Erstellt am 03. Juli 2013 (16:46)

Dasselbe soll auch mit dem adaptierten Vorschlag der VP-nahen Lehrergewerkschaft passieren. Heinisch-Hosek sprach nach der Verhandlungsrunde von einem gemeinsamen Vorschlag der Regierung. "Den gab es leider nicht", hieß es hingegen von Fekter nach Sitzungsschluss vor Journalisten. Sie hätte den Vorschlag zu kurzfristig erhalten, um die Kosten bewerten zu können. Die nach der Sitzung zugeknöpfte Unterrichtsministerin ließ der APA von ihrem Sprecher ausrichten, die kurzfristige Adaptierung läge daran, "dass der Vorschlag bis zuletzt berechnet wurde".

Von Verhandlungsteilnehmern war zu erfahren, dass die Stimmung während der Verhandlung nicht sehr gut gewesen sei. "Es ist ein bisschen härter geredet worden", meinte Jürgen Rainer, Lehrervertreter für die berufsbildenden mittleren und höheren Schulen (BMHS).

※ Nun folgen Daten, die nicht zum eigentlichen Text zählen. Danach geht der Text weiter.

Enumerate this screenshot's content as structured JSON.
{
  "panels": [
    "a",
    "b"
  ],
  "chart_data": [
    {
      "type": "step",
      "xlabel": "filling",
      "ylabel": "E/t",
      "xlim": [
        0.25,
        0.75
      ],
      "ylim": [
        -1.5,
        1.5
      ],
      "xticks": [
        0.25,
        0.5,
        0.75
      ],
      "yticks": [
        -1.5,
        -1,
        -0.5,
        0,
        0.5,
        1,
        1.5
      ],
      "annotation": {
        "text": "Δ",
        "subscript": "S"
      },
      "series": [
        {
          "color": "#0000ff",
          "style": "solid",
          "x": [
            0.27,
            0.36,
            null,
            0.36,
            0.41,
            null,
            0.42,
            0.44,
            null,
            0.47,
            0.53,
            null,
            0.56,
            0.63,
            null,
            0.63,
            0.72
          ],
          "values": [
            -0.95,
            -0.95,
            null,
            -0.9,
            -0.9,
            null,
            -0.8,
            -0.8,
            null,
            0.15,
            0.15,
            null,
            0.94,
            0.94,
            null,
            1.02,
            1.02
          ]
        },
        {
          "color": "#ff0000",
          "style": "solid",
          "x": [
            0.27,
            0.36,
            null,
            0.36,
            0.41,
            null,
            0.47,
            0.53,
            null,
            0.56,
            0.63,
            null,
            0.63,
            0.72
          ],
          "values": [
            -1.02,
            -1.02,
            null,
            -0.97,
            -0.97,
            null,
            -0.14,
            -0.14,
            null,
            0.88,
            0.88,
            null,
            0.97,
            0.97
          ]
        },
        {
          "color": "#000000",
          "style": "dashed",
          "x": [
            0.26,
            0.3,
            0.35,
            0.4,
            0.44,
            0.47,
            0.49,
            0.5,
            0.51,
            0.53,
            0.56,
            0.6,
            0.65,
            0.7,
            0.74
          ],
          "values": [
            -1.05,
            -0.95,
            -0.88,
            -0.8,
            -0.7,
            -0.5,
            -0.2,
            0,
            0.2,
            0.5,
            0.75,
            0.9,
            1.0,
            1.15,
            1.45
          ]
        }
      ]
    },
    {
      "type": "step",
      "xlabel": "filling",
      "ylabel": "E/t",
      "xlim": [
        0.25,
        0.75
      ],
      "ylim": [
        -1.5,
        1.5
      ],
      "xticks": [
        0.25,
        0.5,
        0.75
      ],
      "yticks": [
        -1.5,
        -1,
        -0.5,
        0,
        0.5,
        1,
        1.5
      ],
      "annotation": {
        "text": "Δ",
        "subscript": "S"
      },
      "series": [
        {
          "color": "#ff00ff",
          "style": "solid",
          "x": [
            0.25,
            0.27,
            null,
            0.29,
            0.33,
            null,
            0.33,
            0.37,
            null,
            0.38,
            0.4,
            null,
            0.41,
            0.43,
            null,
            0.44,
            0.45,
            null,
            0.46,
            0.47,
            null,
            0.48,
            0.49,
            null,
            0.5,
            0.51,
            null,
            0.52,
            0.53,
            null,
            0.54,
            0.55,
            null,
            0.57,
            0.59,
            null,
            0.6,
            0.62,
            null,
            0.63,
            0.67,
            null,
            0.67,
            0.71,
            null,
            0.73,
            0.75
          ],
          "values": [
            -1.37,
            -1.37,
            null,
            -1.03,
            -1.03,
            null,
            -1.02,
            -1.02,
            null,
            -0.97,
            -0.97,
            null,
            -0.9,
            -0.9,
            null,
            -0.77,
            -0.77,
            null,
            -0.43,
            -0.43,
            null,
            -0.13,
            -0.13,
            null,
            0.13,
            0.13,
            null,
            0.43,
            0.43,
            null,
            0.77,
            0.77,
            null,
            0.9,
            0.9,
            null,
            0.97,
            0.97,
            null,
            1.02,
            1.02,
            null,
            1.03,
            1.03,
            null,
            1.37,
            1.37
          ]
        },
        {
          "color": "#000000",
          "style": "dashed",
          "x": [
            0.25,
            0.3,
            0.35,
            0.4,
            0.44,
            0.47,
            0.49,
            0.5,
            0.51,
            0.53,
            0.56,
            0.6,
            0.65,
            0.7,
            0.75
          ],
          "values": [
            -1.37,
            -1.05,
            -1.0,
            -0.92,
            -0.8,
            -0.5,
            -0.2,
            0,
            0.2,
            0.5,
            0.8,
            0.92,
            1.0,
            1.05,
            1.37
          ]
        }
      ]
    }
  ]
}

Obwohl die Gespräche seit über einem Jahr laufen und noch zu keiner nennenswerten Annäherung geführt haben, zeigte sich Heinisch-Hosek weiterhin zweckoptimistisch. "Bis 28. September ist noch alles möglich", erklärte die Ministerin mit Verweis auf die Möglichkeit von Sondersitzungen auch während der Sommerpause. Lehrerchefverhandler Paul Kimberger (FCG) hingegen wiederholte seine Einschätzung, dass "kein großer Wurf mehr möglich" ist. Es sei lediglich vorstellbar, sich über "gewisse Eckpunkte" zu einigen, die dann in ein Koalitionsabkommen einfließen könnten.